Em 1974, a JCP e o PCP-G formaram uma comissão coordenadora. No final de julho de 1975, a filial do JCP na Cisjordânia mudou o seu nome para Organização Comunista Palestina na Cisjordânia. Uma filial do mesmo partido foi criada no Líbano no final de fevereiro de 1980, chamada Organização Comunista Palestina no Líbano. Em 10 de fevereiro de 1982, foi anunciado que o Partido Comunista Palestino (PCP) seria restabelecido. O seu primeiro congresso foi convocado em 1983.
Quando a Intifada eclodiu nos territórios palestinos ocupados em dezembro de 1987, o PCP participou ativamente.
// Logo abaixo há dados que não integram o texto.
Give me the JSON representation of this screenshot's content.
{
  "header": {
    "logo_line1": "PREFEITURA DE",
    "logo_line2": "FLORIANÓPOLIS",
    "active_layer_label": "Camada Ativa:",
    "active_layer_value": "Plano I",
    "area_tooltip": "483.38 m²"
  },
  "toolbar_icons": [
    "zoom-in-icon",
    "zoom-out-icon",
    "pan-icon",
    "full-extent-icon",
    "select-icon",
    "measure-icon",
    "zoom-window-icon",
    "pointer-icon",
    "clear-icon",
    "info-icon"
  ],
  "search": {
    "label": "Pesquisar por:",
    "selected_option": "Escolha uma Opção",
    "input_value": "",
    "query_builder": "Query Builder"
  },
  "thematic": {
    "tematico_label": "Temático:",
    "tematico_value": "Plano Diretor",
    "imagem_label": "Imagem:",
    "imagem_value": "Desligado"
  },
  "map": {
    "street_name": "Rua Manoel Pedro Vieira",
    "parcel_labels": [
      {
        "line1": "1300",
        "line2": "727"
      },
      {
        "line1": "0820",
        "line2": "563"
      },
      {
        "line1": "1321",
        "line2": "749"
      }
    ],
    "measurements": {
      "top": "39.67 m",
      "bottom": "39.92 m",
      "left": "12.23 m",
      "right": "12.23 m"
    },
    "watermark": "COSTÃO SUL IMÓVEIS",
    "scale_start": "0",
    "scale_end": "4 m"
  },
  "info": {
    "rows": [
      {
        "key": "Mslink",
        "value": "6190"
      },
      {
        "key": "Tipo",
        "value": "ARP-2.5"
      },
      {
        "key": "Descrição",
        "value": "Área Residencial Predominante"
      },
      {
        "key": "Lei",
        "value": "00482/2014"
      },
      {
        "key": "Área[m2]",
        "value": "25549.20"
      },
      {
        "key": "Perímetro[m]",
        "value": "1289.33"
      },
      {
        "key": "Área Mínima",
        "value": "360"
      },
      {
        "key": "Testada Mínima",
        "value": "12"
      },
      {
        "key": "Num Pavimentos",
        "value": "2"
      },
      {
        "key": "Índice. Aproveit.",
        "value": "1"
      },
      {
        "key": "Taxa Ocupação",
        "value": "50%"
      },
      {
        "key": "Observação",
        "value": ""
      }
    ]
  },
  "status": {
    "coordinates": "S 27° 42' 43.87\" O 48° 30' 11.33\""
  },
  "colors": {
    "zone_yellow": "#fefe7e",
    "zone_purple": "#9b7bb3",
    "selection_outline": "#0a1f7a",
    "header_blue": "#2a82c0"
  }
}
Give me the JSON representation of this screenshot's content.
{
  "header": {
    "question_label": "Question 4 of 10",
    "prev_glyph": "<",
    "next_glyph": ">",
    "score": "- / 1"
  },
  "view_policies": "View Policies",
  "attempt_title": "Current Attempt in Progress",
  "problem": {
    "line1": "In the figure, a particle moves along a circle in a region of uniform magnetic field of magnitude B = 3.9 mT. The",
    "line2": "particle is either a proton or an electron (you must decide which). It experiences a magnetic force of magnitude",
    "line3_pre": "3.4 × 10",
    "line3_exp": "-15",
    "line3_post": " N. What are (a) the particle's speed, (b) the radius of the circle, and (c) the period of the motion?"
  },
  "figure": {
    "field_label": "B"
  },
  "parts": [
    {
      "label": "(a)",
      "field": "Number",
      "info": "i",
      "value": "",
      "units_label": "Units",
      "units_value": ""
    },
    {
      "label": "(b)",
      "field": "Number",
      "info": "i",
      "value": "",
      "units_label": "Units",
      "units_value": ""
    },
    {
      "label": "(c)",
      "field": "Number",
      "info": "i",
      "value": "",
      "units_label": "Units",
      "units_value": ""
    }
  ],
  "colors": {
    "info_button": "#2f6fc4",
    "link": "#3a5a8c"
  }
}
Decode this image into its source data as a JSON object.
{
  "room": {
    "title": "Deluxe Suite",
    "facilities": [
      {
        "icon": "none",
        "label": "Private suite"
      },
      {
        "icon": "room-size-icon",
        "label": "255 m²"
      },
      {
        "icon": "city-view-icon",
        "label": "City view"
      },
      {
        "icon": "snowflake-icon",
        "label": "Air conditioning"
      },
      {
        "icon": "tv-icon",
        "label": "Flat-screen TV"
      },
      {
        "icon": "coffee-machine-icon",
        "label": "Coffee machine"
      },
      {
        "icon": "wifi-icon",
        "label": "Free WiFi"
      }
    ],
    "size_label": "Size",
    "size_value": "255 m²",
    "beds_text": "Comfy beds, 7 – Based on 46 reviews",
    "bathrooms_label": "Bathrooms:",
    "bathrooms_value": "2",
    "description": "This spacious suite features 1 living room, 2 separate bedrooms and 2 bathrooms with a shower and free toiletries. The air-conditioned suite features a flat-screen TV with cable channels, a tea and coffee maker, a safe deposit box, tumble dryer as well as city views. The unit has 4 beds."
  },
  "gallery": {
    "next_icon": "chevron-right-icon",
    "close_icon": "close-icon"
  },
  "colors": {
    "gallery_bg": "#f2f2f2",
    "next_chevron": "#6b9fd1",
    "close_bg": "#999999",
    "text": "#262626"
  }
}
A revolta foi consistente com a visão do PCP de que a resistência popular era a forma mais eficaz de resistência à ocupação israelense, e o partido estava representado na Liderança Nacional Unificada da Revolta.
Em 1991, após o golpe contra o Stalinismo na União Soviética, Mahmoud Al-Aqqad considerou que uma abordagem revisionista havia tomado o controle do Partido Comunista Palestino, que mudou seu nome para Partido do Povo Palestino, ou Hizb al-shaʿb al-Filastini (PPP), e segundo ele, “abandonou os princípios Marxistas-Leninistas.”
Mahmoud Al-Aqqad desempenhou um papel importante no restabelecimento do Partido Comunista Palestino, ao lado de seus companheiros, Hussein Al-Qahah, Muhammad Alqam, Basem Shuqair, Jihad Aoun Allah, e Ahmed Al-Damas, e continuou o trabalho partidário apesar da sua idade avançada.
Foi eleito membro do Comitê Central do Partido Comunista Palestino em 2008. “Até hoje, ainda acredito no marxismo-leninismo, nos seus valores e no seu pragmatismo, e considero que é a única solução para os povos do mundo para alcançarem a segurança. Quem quer que o tenha traído e se vendido, a história não terá piedade deles e os julgará pelo que fizeram ao partido.”